Le chercheur et son équipe étaient ainsi présents au Congrès mondial de la nature de l’UICN, organisé à Marseille en septembre 2021, et ont présenté le jeu « MineSet ». L’une des sessions a rassemblé une quarantaine de délégués de 15 nationalités différentes, tous engagés dans le projet BioDev 2030 soutenu par l’Agence Française de Développement et porté par Expertise France, le WWF et l’UICN.  L’objectif est d’encourager la construction d’accords volontaires sectoriels pour préserver la biodiversité. « Le cadre du jeu leur a permis de simuler la construction de ces accords volontaires, d’identifier les blocages et obstacles à lever, les risques et dangers, c’était un excellent exercice pour se préparer à leurs futures négociations » explique le chercheur.

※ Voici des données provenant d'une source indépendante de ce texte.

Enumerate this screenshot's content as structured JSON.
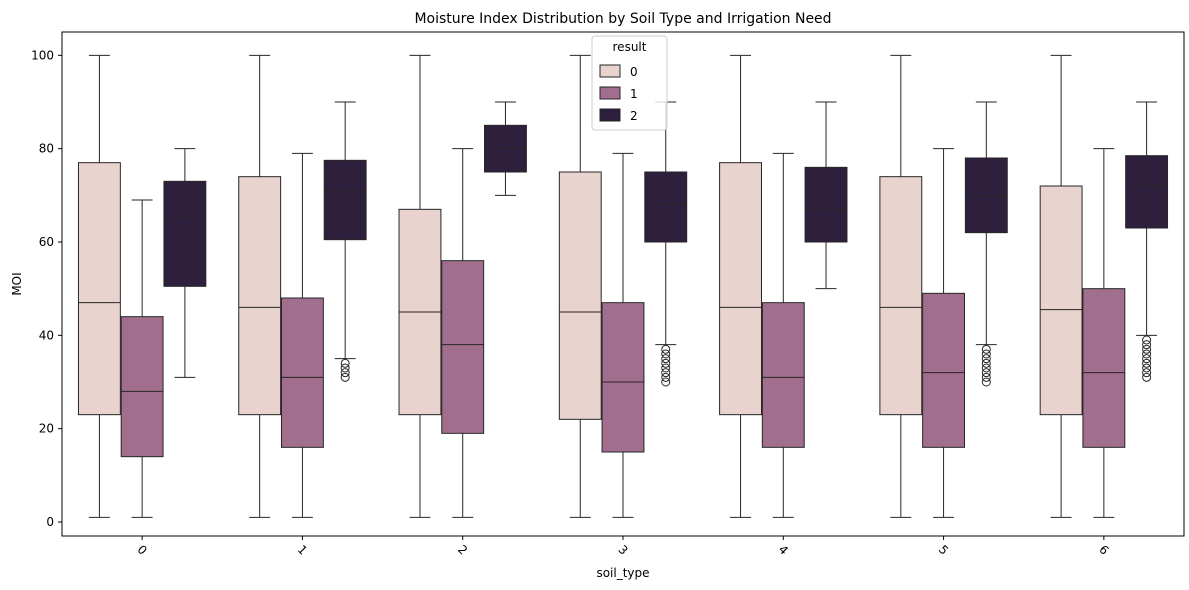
{
  "chart_data": {
    "type": "box",
    "title": "Moisture Index Distribution by Soil Type and Irrigation Need",
    "xlabel": "soil_type",
    "ylabel": "MOI",
    "ylim": [
      -3,
      105
    ],
    "yticks": [
      0,
      20,
      40,
      60,
      80,
      100
    ],
    "categories": [
      "0",
      "1",
      "2",
      "3",
      "4",
      "5",
      "6"
    ],
    "legend": {
      "title": "result",
      "placement": "top-center"
    },
    "series": [
      {
        "name": "0",
        "color": "#e8d3cf",
        "boxes": [
          {
            "whislo": 1,
            "q1": 23,
            "med": 47,
            "q3": 77,
            "whishi": 100,
            "fliers": []
          },
          {
            "whislo": 1,
            "q1": 23,
            "med": 46,
            "q3": 74,
            "whishi": 100,
            "fliers": []
          },
          {
            "whislo": 1,
            "q1": 23,
            "med": 45,
            "q3": 67,
            "whishi": 100,
            "fliers": []
          },
          {
            "whislo": 1,
            "q1": 22,
            "med": 45,
            "q3": 75,
            "whishi": 100,
            "fliers": []
          },
          {
            "whislo": 1,
            "q1": 23,
            "med": 46,
            "q3": 77,
            "whishi": 100,
            "fliers": []
          },
          {
            "whislo": 1,
            "q1": 23,
            "med": 46,
            "q3": 74,
            "whishi": 100,
            "fliers": []
          },
          {
            "whislo": 1,
            "q1": 23,
            "med": 45.5,
            "q3": 72,
            "whishi": 100,
            "fliers": []
          }
        ]
      },
      {
        "name": "1",
        "color": "#a26e8d",
        "boxes": [
          {
            "whislo": 1,
            "q1": 14,
            "med": 28,
            "q3": 44,
            "whishi": 69,
            "fliers": []
          },
          {
            "whislo": 1,
            "q1": 16,
            "med": 31,
            "q3": 48,
            "whishi": 79,
            "fliers": []
          },
          {
            "whislo": 1,
            "q1": 19,
            "med": 38,
            "q3": 56,
            "whishi": 80,
            "fliers": []
          },
          {
            "whislo": 1,
            "q1": 15,
            "med": 30,
            "q3": 47,
            "whishi": 79,
            "fliers": []
          },
          {
            "whislo": 1,
            "q1": 16,
            "med": 31,
            "q3": 47,
            "whishi": 79,
            "fliers": []
          },
          {
            "whislo": 1,
            "q1": 16,
            "med": 32,
            "q3": 49,
            "whishi": 80,
            "fliers": []
          },
          {
            "whislo": 1,
            "q1": 16,
            "med": 32,
            "q3": 50,
            "whishi": 80,
            "fliers": []
          }
        ]
      },
      {
        "name": "2",
        "color": "#2e1f3d",
        "boxes": [
          {
            "whislo": 31,
            "q1": 50.5,
            "med": 65,
            "q3": 73,
            "whishi": 80,
            "fliers": []
          },
          {
            "whislo": 35,
            "q1": 60.5,
            "med": 71,
            "q3": 77.5,
            "whishi": 90,
            "fliers": [
              34,
              33,
              32,
              31
            ]
          },
          {
            "whislo": 70,
            "q1": 75,
            "med": 80,
            "q3": 85,
            "whishi": 90,
            "fliers": []
          },
          {
            "whislo": 38,
            "q1": 60,
            "med": 68,
            "q3": 75,
            "whishi": 90,
            "fliers": [
              37,
              36,
              35,
              34,
              33,
              32,
              31,
              30
            ]
          },
          {
            "whislo": 50,
            "q1": 60,
            "med": 67,
            "q3": 76,
            "whishi": 90,
            "fliers": []
          },
          {
            "whislo": 38,
            "q1": 62,
            "med": 70,
            "q3": 78,
            "whishi": 90,
            "fliers": [
              37,
              36,
              35,
              34,
              33,
              32,
              31,
              30
            ]
          },
          {
            "whislo": 40,
            "q1": 63,
            "med": 72,
            "q3": 78.5,
            "whishi": 90,
            "fliers": [
              39,
              38,
              37,
              36,
              35,
              34,
              33,
              32,
              31
            ]
          }
        ]
      }
    ]
  }
}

Ce dernier est conscient de l’utilité de ces outils, et cherche désormais à leur apporter plus de visibilité. « Aujourd’hui, il nous manque 3 ingrédients pour amplifier la puissance de ces outils : (1) des joueurs, mais pas n’importe lesquels, ceux qui sont en capacité de changer et qui ont les mains sur les leviers ; (2) des ambassadeurs, qui vont inviter les autres à découvrir la méthode et qui ont les réseaux et la capacité d’appel nécessaire, tels que des chefs d’entreprise, des influenceurs, des élus. Enfin, il faut (3) du temps, car ces jeux ne durent pas 20 minutes. Ce sont des ateliers d’une demi-journée, une journée, pourquoi pas 3 jours si la complexité du problème l’exige. Il faut se pencher sérieusement sur les problèmes, et mettre en place une réflexion stratégique profonde. Quand on dit cela, les gens nous disent que ce n’est pas possible. C’est terrible non ? C’est comme dire “je n’ai pas le temps de réfléchir à ce que je fais !“ ».

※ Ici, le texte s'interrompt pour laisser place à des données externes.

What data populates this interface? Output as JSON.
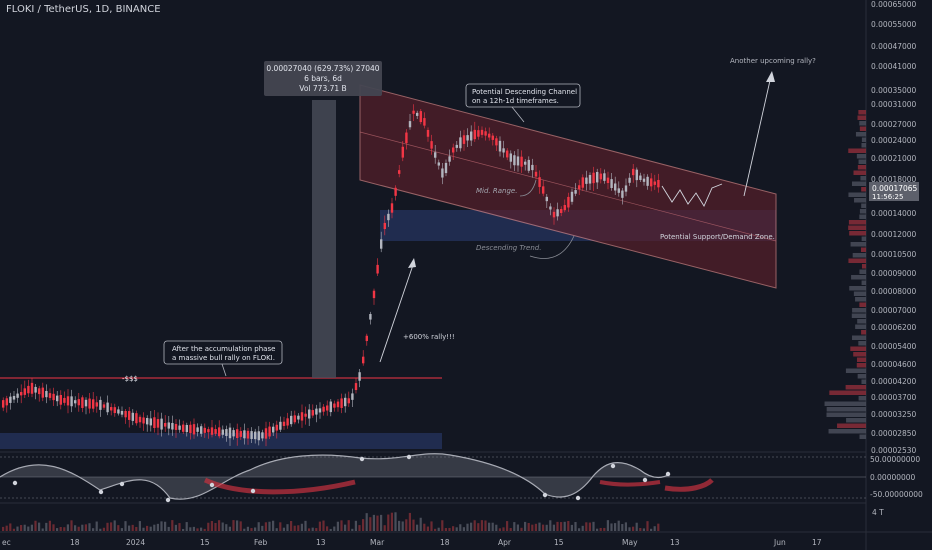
{
  "header": {
    "symbol": "FLOKI / TetherUS, 1D, BINANCE"
  },
  "chart_data": {
    "type": "candlestick",
    "price_axis": {
      "scale": "log",
      "ticks": [
        "0.00065000",
        "0.00055000",
        "0.00047000",
        "0.00041000",
        "0.00035000",
        "0.00031000",
        "0.00027000",
        "0.00024000",
        "0.00021000",
        "0.00018000",
        "0.00014000",
        "0.00012000",
        "0.00010500",
        "0.00009000",
        "0.00008000",
        "0.00007000",
        "0.00006200",
        "0.00005400",
        "0.00004600",
        "0.00004200",
        "0.00003700",
        "0.00003250",
        "0.00002850",
        "0.00002530"
      ],
      "current_price": "0.00017065",
      "countdown": "11:56:25"
    },
    "time_axis": {
      "ticks": [
        "ec",
        "18",
        "2024",
        "15",
        "Feb",
        "13",
        "Mar",
        "18",
        "Apr",
        "15",
        "May",
        "13",
        "Jun",
        "17"
      ]
    },
    "annotations": {
      "measure_box": [
        "0.00027040 (629.73%) 27040",
        "6 bars, 6d",
        "Vol 773.71 B"
      ],
      "channel_label": [
        "Potential Descending Channel",
        "on a 12h-1d timeframes."
      ],
      "upcoming_rally": "Another upcoming rally?",
      "mid_range": "Mid. Range.",
      "descending_trend": "Descending Trend.",
      "support_zone": "Potential Support/Demand Zone.",
      "rally_label": "+600% rally!!!",
      "accumulation_label": [
        "After the accumulation phase",
        "a massive bull rally on FLOKI."
      ],
      "liquidity_label": "-$$$"
    },
    "oscillator": {
      "ticks": [
        "50.00000000",
        "0.00000000",
        "-50.00000000"
      ]
    },
    "volume": {
      "tick": "4 T"
    },
    "colors": {
      "up": "#b2b5be",
      "down": "#f23645",
      "zone": "#2a3a6e",
      "channel": "#5c1f2a"
    }
  }
}
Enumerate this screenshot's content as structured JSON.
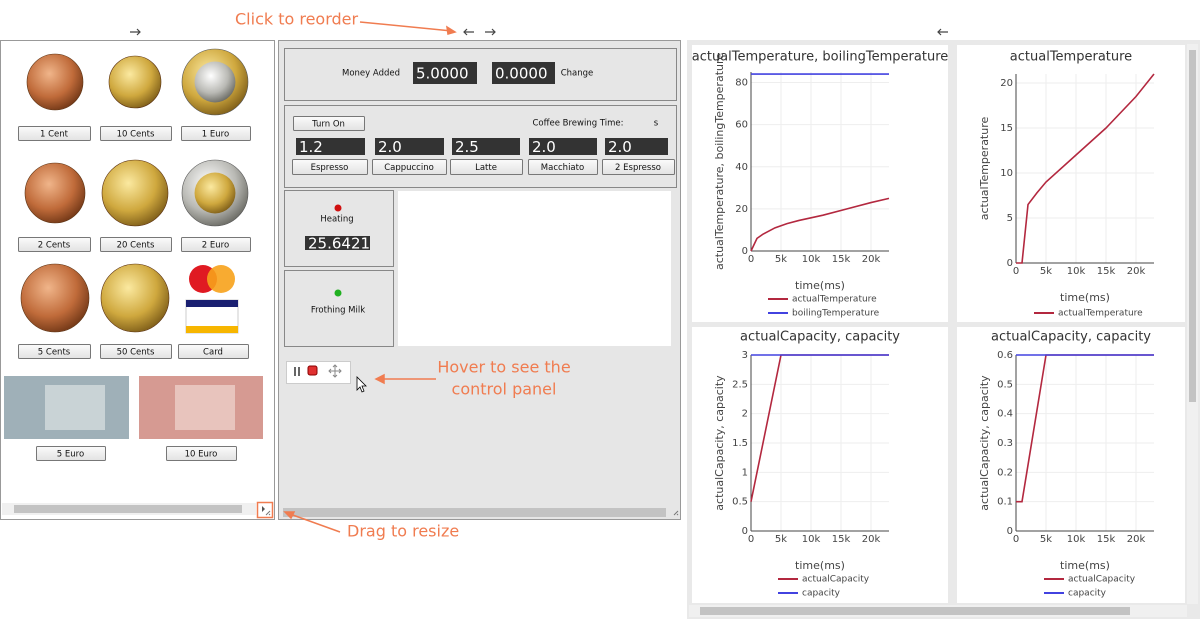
{
  "annotations": {
    "reorder": "Click to reorder",
    "hover": [
      "Hover to see the",
      "control panel"
    ],
    "resize": "Drag to resize"
  },
  "payments": [
    "1 Cent",
    "10 Cents",
    "1 Euro",
    "2 Cents",
    "20 Cents",
    "2 Euro",
    "5 Cents",
    "50 Cents",
    "Card",
    "5 Euro",
    "10 Euro"
  ],
  "machine": {
    "money_added_label": "Money Added",
    "money_added": "5.0000",
    "change": "0.0000",
    "change_label": "Change",
    "turn_on": "Turn On",
    "brewing_time_label": "Coffee Brewing Time:",
    "brewing_unit": "s",
    "brew_times": [
      "1.2",
      "2.0",
      "2.5",
      "2.0",
      "2.0"
    ],
    "drinks": [
      "Espresso",
      "Cappuccino",
      "Latte",
      "Macchiato",
      "2 Espresso"
    ],
    "heating_label": "Heating",
    "heating_value": "25.6421",
    "frothing_label": "Frothing Milk"
  },
  "plots": [
    {
      "type": "line",
      "title": "actualTemperature, boilingTemperature",
      "x_label": "time(ms)",
      "y_label": "actualTemperature, boilingTemperature",
      "xlim": [
        0,
        23000
      ],
      "ylim": [
        0,
        85
      ],
      "xticks": [
        0,
        {
          "value": 5000,
          "label": "5k"
        },
        {
          "value": 10000,
          "label": "10k"
        },
        {
          "value": 15000,
          "label": "15k"
        },
        {
          "value": 20000,
          "label": "20k"
        }
      ],
      "yticks": [
        0,
        20,
        40,
        60,
        80
      ],
      "grid": true,
      "series": [
        {
          "name": "actualTemperature",
          "color": "#b3283f",
          "x": [
            0,
            1000,
            2000,
            4000,
            6000,
            8000,
            12000,
            16000,
            20000,
            23000
          ],
          "values": [
            0,
            6,
            8,
            11,
            13,
            14.5,
            17,
            20,
            23,
            25
          ]
        },
        {
          "name": "boilingTemperature",
          "color": "#4242e0",
          "x": [
            0,
            23000
          ],
          "values": [
            84,
            84
          ]
        }
      ]
    },
    {
      "type": "line",
      "title": "actualTemperature",
      "x_label": "time(ms)",
      "y_label": "actualTemperature",
      "xlim": [
        0,
        23000
      ],
      "ylim": [
        0,
        21
      ],
      "xticks": [
        0,
        {
          "value": 5000,
          "label": "5k"
        },
        {
          "value": 10000,
          "label": "10k"
        },
        {
          "value": 15000,
          "label": "15k"
        },
        {
          "value": 20000,
          "label": "20k"
        }
      ],
      "yticks": [
        0,
        5,
        10,
        15,
        20
      ],
      "grid": true,
      "series": [
        {
          "name": "actualTemperature",
          "color": "#b3283f",
          "x": [
            0,
            1000,
            2000,
            3500,
            5000,
            10000,
            15000,
            20000,
            23000
          ],
          "values": [
            0,
            0,
            6.5,
            7.8,
            9,
            12,
            15,
            18.5,
            21
          ]
        }
      ]
    },
    {
      "type": "line",
      "title": "actualCapacity, capacity",
      "x_label": "time(ms)",
      "y_label": "actualCapacity, capacity",
      "xlim": [
        0,
        23000
      ],
      "ylim": [
        0,
        3
      ],
      "xticks": [
        0,
        {
          "value": 5000,
          "label": "5k"
        },
        {
          "value": 10000,
          "label": "10k"
        },
        {
          "value": 15000,
          "label": "15k"
        },
        {
          "value": 20000,
          "label": "20k"
        }
      ],
      "yticks": [
        0,
        0.5,
        1,
        1.5,
        2,
        2.5,
        3
      ],
      "grid": true,
      "series": [
        {
          "name": "actualCapacity",
          "color": "#b3283f",
          "x": [
            0,
            5000,
            23000
          ],
          "values": [
            0.5,
            3,
            3
          ]
        },
        {
          "name": "capacity",
          "color": "#4242e0",
          "x": [
            0,
            23000
          ],
          "values": [
            3,
            3
          ]
        }
      ]
    },
    {
      "type": "line",
      "title": "actualCapacity, capacity",
      "x_label": "time(ms)",
      "y_label": "actualCapacity, capacity",
      "xlim": [
        0,
        23000
      ],
      "ylim": [
        0,
        0.6
      ],
      "xticks": [
        0,
        {
          "value": 5000,
          "label": "5k"
        },
        {
          "value": 10000,
          "label": "10k"
        },
        {
          "value": 15000,
          "label": "15k"
        },
        {
          "value": 20000,
          "label": "20k"
        }
      ],
      "yticks": [
        0,
        0.1,
        0.2,
        0.3,
        0.4,
        0.5,
        0.6
      ],
      "grid": true,
      "series": [
        {
          "name": "actualCapacity",
          "color": "#b3283f",
          "x": [
            0,
            1000,
            5000,
            23000
          ],
          "values": [
            0.1,
            0.1,
            0.6,
            0.6
          ]
        },
        {
          "name": "capacity",
          "color": "#4242e0",
          "x": [
            0,
            23000
          ],
          "values": [
            0.6,
            0.6
          ]
        }
      ]
    }
  ]
}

Ces méthodes basées sur le jeu sont donc de réels outils permettant de créer un cadre bienveillant et d’établir un dialogue sans jugement autour de problèmes souvent complexes de gestion des territoires. « Cette bienveillance est tournée vers les participants mais elle est sans complaisance pour les réalités du terrain » rappelle Claude Garcia. Il appelle ainsi tous ceux qui sont en capacité de faire bouger les lignes de se pencher sur cette approche innovante, et notamment les COP « qui devraient intégrer ces modèles dans les discussions et modes de décisions, pour améliorer leurs stratégies et ainsi mieux répondre aux enjeux climatiques, de pauvreté, de biodiversité ».